La fraude fiscale ne figurera pas à l’ordre du jour de l’ECOFIN, la réunion des ministres des finances de l’UE, prévue mardi. Par ailleurs, le mandat de négociation que Bruxelles a adopté pour renégocier l’accord anti-fraude avec la Suisse demeure à l’état d’ébauche, selon des sources diplomatiques.

La Commission européenne a approuvé cette semaine un projet de mandat de négociation avec la Suisse. L’intention de la Commission consiste à compléter, avec les normes de l’OCDE, l’accord anti-fraude actuel qui lie la Suisse et l’UE.

Cependant, le conseil des ministres doit encore approuver officiellement et à l’unanimité ce mandat de négociation. Or le projet n’a pas encore été présenté devant le conseil, a révélé vendredi une source diplomatique. Il doit d’abord être traité dans les groupes de travail avant de pouvoir être soumis au conseil.

L’ébauche de mandat, qui prévoit également des négociations avec Saint Marin, Monaco et Andorre, ne sera pas traité avant l’automne par les ministres des finances de l’UE, selon des sources diplomatiques.

Rien à présenter au prochain G20?

Les cercles diplomatiques ont cependant nié que l’UE n’aurait rien à présenter dans le domaine de la fiscalité lors du prochain sommet du G20 à la fin septembre. Selon ces sources, l’UE a beaucoup approfondi ce sujet, même si le mandat de négociation avec ces quatre pays ne sera pas voté d’ici le sommet.

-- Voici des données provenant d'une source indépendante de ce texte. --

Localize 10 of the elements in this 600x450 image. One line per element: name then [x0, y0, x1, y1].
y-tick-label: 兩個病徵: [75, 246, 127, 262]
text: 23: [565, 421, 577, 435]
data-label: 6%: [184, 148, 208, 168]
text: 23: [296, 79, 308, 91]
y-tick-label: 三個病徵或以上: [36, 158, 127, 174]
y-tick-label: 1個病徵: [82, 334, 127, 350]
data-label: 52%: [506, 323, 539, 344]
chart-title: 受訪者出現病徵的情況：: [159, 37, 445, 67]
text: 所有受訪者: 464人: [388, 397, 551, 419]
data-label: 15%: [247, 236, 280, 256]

L’accord actuel anti-fraude entre la Suisse et l’UE réglemente l’entraide administrative uniquement pour les impôts indirects, tels que des fraudes sur la TVA. La Commission européenne veut inscrire dans le nouvel accord anti-fraude l’entraide administrative lors de fraude concernant les impôts directs.

La Suisse préfère avancer par des voies bilatérales, en signant avec des pays des accords de double imposition révisés selon les normes de l’OCDE. Jusqu’à présent, Berne a paraphé de tels accords avec neuf pays (dont la France et les Etats-Unis).